L’IA ou les traitements automatisés sont déjà utilisés dans les plateformes de veille, notamment dans les technologies de traitement automatisé du langage...




Rencontre avec Julien Duprat, président et co-fondateur d’EspritsCollaboratifs, une société française qui accompagne les entreprises à professionnaliser et décentraliser leur pratique de veille.
Depuis près de 10 ans, EspritsCollaboratifs édite Curebot, la plateforme de veille nouvelle génération, puissante, ergonomique et simple d'utilisation, qui a été conçue pour optimiser le traitement et l'accès des salariés aux informations et à l'intelligence disponible sur le web et en interne. Focus sur l’intégration des IA génératives au sein de Curebot !

Les impacts de l’intelligence artificielle

Quels sont les impacts de l’intelligence artificielle dans les processus de veille d’aujourd’hui et demain ?

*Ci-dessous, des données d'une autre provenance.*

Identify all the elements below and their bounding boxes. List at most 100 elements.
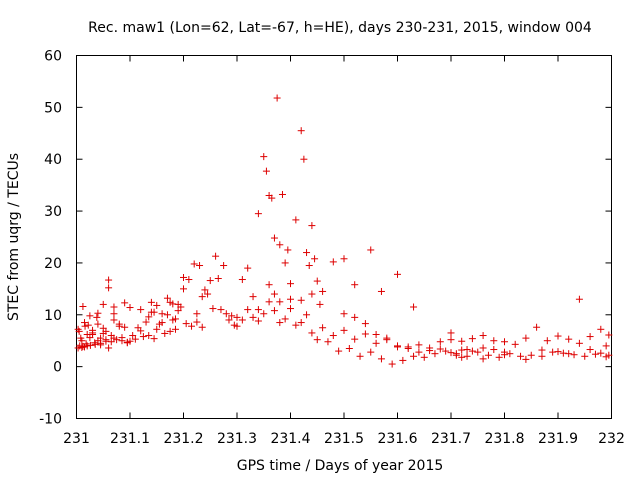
data-point [142, 318, 150, 326]
data-point [118, 337, 126, 345]
x-tick-label: 231.4 [270, 431, 310, 447]
data-point [468, 347, 476, 355]
data-point [123, 339, 131, 347]
data-point [605, 351, 613, 359]
data-point [501, 338, 508, 346]
data-point [287, 305, 294, 313]
data-point [86, 341, 94, 349]
data-point [605, 331, 613, 339]
data-point [329, 332, 337, 340]
data-point [575, 339, 583, 347]
data-point [126, 304, 134, 312]
data-point [153, 325, 161, 333]
data-point [394, 270, 401, 278]
data-point [198, 323, 206, 331]
data-point [260, 153, 268, 161]
data-point [538, 346, 546, 354]
data-point [249, 313, 257, 321]
data-point [533, 323, 541, 331]
data-point [522, 334, 530, 342]
data-point [597, 349, 605, 357]
data-point [276, 298, 284, 306]
data-point [305, 262, 313, 270]
data-point [270, 290, 278, 298]
data-point [308, 290, 316, 298]
data-point [147, 308, 155, 316]
x-tick-label: 231.1 [110, 431, 150, 447]
data-point [351, 313, 359, 321]
data-point [292, 216, 300, 224]
data-point [581, 352, 589, 360]
data-point [586, 333, 594, 341]
data-point [93, 313, 101, 321]
data-point [254, 306, 262, 314]
data-point [319, 324, 327, 332]
data-point [233, 313, 241, 321]
data-point [105, 344, 113, 352]
data-point [134, 324, 142, 332]
data-point [212, 252, 220, 260]
data-point [121, 299, 129, 307]
data-point [559, 349, 567, 357]
data-point [377, 355, 385, 363]
data-point [300, 155, 308, 163]
data-point [394, 342, 401, 350]
data-point [522, 355, 530, 363]
data-point [474, 348, 482, 356]
data-point [137, 306, 145, 314]
data-point [479, 344, 487, 352]
data-point [129, 332, 137, 340]
data-point [244, 264, 252, 272]
data-point [554, 348, 562, 356]
data-point [110, 316, 118, 324]
data-point [84, 321, 92, 329]
data-point [158, 310, 166, 318]
data-point [182, 320, 190, 328]
data-point [506, 350, 514, 358]
y-tick-label: 30 [44, 204, 62, 220]
data-point [238, 276, 246, 284]
data-point [81, 319, 89, 327]
data-point [86, 334, 94, 342]
axis-ticks [76, 55, 612, 419]
data-point [303, 249, 311, 257]
data-point [452, 350, 460, 358]
data-point [188, 322, 196, 330]
data-point [91, 340, 99, 348]
data-point [308, 222, 316, 230]
data-point [244, 306, 252, 314]
data-point [110, 303, 118, 311]
data-point [420, 353, 428, 361]
data-point [161, 329, 169, 337]
data-point [377, 287, 385, 295]
data-point [110, 334, 118, 342]
x-axis-label: GPS time / Days of year 2015 [237, 458, 444, 474]
data-point [196, 262, 204, 270]
data-point [463, 352, 471, 360]
data-point [404, 343, 412, 351]
data-point [575, 295, 583, 303]
data-point [410, 352, 418, 360]
data-point [81, 322, 89, 330]
data-point [185, 276, 193, 284]
data-point [597, 325, 605, 333]
data-point [356, 352, 364, 360]
data-point [316, 300, 324, 308]
data-point [110, 310, 118, 318]
data-point [201, 286, 209, 294]
data-point [297, 127, 305, 135]
data-point [340, 326, 348, 334]
data-point [447, 349, 455, 357]
data-point [163, 294, 171, 302]
data-point [329, 258, 337, 266]
data-point [602, 342, 610, 350]
data-point [163, 311, 171, 319]
data-point [372, 330, 380, 338]
data-point [308, 329, 316, 337]
data-point [549, 348, 557, 356]
x-tick-label: 231.2 [163, 431, 203, 447]
data-point [361, 320, 369, 328]
y-tick-label: 40 [44, 152, 62, 168]
data-point [554, 332, 562, 340]
y-axis-label: STEC from uqrg / TECUs [6, 153, 22, 321]
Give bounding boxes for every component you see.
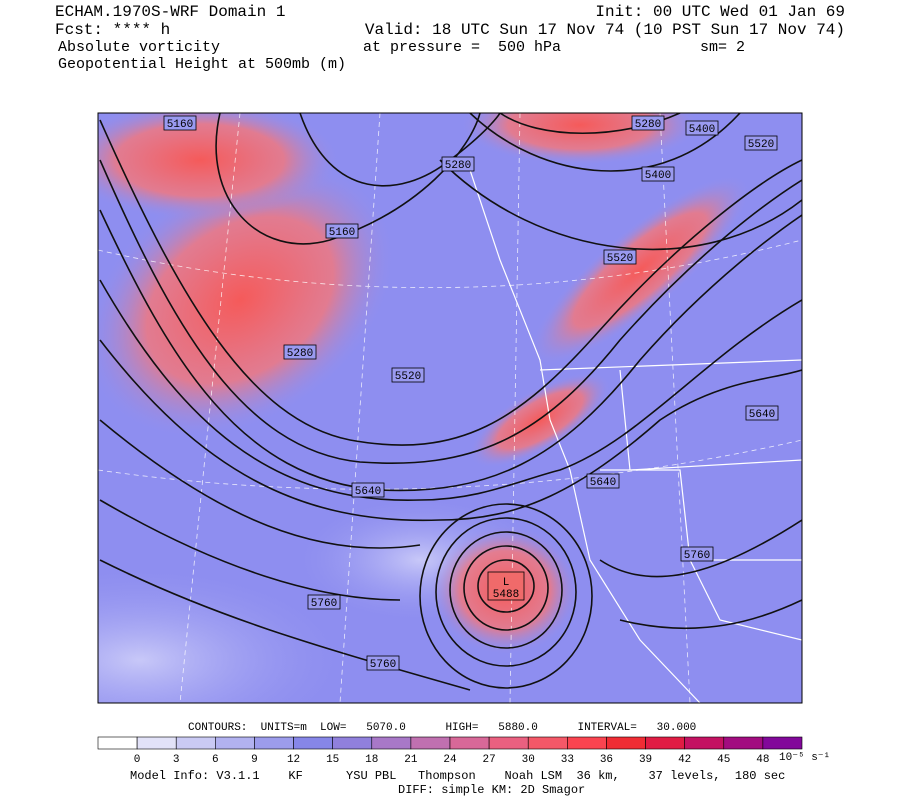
model-info: Model Info: V3.1.1 KF YSU PBL Thompson N… <box>130 769 785 783</box>
contour-label: 5400 <box>645 170 671 182</box>
colorbar-tick: 39 <box>639 754 652 766</box>
label-box <box>325 223 359 239</box>
map <box>98 113 802 703</box>
colorbar-cell <box>254 736 294 750</box>
colorbar-cell <box>723 736 764 750</box>
colorbar-cell <box>293 736 333 750</box>
colorbar-tick: 33 <box>561 754 574 766</box>
colorbar-cell <box>488 736 529 750</box>
colorbar-tick: 30 <box>522 754 535 766</box>
map-frame <box>97 112 803 704</box>
colorbar-cell <box>332 736 373 750</box>
colorbar-cell <box>97 736 138 750</box>
contour-label: 5520 <box>395 371 421 383</box>
label-box <box>680 546 714 562</box>
colorbar-cell <box>215 736 255 750</box>
colorbar-tick: 45 <box>717 754 730 766</box>
colorbar-tick: 0 <box>134 754 141 766</box>
colorbar-tick: 48 <box>756 754 769 766</box>
colorbar-units: 10⁻⁵ s⁻¹ <box>779 752 830 764</box>
colorbar-cell <box>567 736 607 750</box>
contour-field: Geopotential Height at 500mb (m) <box>58 56 346 73</box>
colorbar-tick: 3 <box>173 754 180 766</box>
label-box <box>307 594 341 610</box>
field: Absolute vorticity <box>58 39 220 56</box>
label-box <box>631 115 665 131</box>
colorbar-tick: 6 <box>212 754 219 766</box>
label-box <box>351 482 385 498</box>
init-time: Init: 00 UTC Wed 01 Jan 69 <box>595 3 845 21</box>
contour-label: 5280 <box>287 348 313 360</box>
contour-label: 5160 <box>329 227 355 239</box>
contour-label: 5520 <box>607 253 633 265</box>
label-box <box>441 156 475 172</box>
diff-info: DIFF: simple KM: 2D Smagor <box>398 783 585 797</box>
contour-label: 5280 <box>635 119 661 131</box>
label-box <box>745 405 779 421</box>
contour-label: 5160 <box>167 119 193 131</box>
colorbar-tick: 12 <box>287 754 300 766</box>
colorbar-tick: 15 <box>326 754 339 766</box>
low-value: 5488 <box>493 589 519 601</box>
colorbar-cell <box>175 736 216 750</box>
colorbar-cell <box>606 736 646 750</box>
contour-label: 5640 <box>355 486 381 498</box>
label-box <box>366 655 400 671</box>
colorbar-tick: 27 <box>483 754 496 766</box>
colorbar-cell <box>527 736 568 750</box>
low-label: L <box>503 577 510 589</box>
label-box <box>283 344 317 360</box>
label-box <box>391 367 425 383</box>
contour-info: CONTOURS: UNITS=m LOW= 5070.0 HIGH= 5880… <box>188 722 696 734</box>
colorbar-tick: 21 <box>404 754 418 766</box>
label-box <box>641 166 675 182</box>
contour-label: 5400 <box>689 124 715 136</box>
contour-label: 5760 <box>684 550 710 562</box>
valid-time: Valid: 18 UTC Sun 17 Nov 74 (10 PST Sun … <box>365 21 845 39</box>
contour-label: 5280 <box>445 160 471 172</box>
smoothing: sm= 2 <box>700 39 745 56</box>
colorbar-cell <box>645 736 685 750</box>
colorbar-tick: 36 <box>600 754 613 766</box>
contour-label: 5520 <box>748 139 774 151</box>
label-box <box>603 249 637 265</box>
colorbar-cell <box>449 736 490 750</box>
label-box <box>586 473 620 489</box>
label-box <box>744 135 778 151</box>
label-box <box>685 120 719 136</box>
colorbar-cell <box>684 736 725 750</box>
low-box <box>487 571 525 601</box>
title: ECHAM.1970S-WRF Domain 1 <box>55 3 285 21</box>
contour-label: 5640 <box>749 409 775 421</box>
colorbar-cell <box>371 736 412 750</box>
colorbar-cell <box>136 736 177 750</box>
colorbar-tick: 24 <box>443 754 457 766</box>
colorbar-tick: 42 <box>678 754 691 766</box>
colorbar-cell <box>762 736 803 750</box>
colorbar-tick: 18 <box>365 754 378 766</box>
label-box <box>163 115 197 131</box>
contour-label: 5760 <box>311 598 337 610</box>
contour-label: 5640 <box>590 477 616 489</box>
colorbar-cell <box>410 736 451 750</box>
pressure: at pressure = 500 hPa <box>363 39 561 56</box>
forecast: Fcst: **** h <box>55 21 170 39</box>
contour-label: 5760 <box>370 659 396 671</box>
colorbar-tick: 9 <box>251 754 258 766</box>
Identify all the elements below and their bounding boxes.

L’IA est un sujet phare en ce moment, mais c’est aussi devenu un terme générique souvent utilisé pour désigner les technologies qui ne sont pas encore pleinement définies. On a pu observer cela auparavant quand on parlait de « big data » ou de « transformation numérique ». Une fois que l’IA rentre dans le domaine scientifique ou technologique, elle reçoit un nom spécifique comme « machine learning » ou « traitement automatisé du langage » par exemple.
 
L’IA ou les traitements automatisés sont déjà utilisés dans les plateformes de veille, notamment dans les technologies de traitement automatisé du langage. Elle sert à clusteriser des ressources similaires, à extraire du contenu pertinent des pages html ou à réaliser des résumés automatiques.
L’IA générative est plutôt prometteuse. Il y a déjà beaucoup de choses très concrètes qui fonctionnent aujourd’hui : sa capacité à résumer, à extraire des informations… Elle pourrait également améliorer d’autres aspects du cycle de gestion de l’information.
 
Cependant, il est important de mentionner que ces technologies viennent aussi avec leurs risques. Par nature, une IA générative ça ne réfléchit pas, ça génère une séquence de mots qui est probable et cohérente, mais qui n’est pas forcément exacte. Cela peut être problématique dans un processus de veille où la précision et la fiabilité sont indispensables pour assoir des prises de décisions.
 

Pouvez-vous nous donner des exemples opérationnels de l’impact de l’IA générative dans le processus de veille ?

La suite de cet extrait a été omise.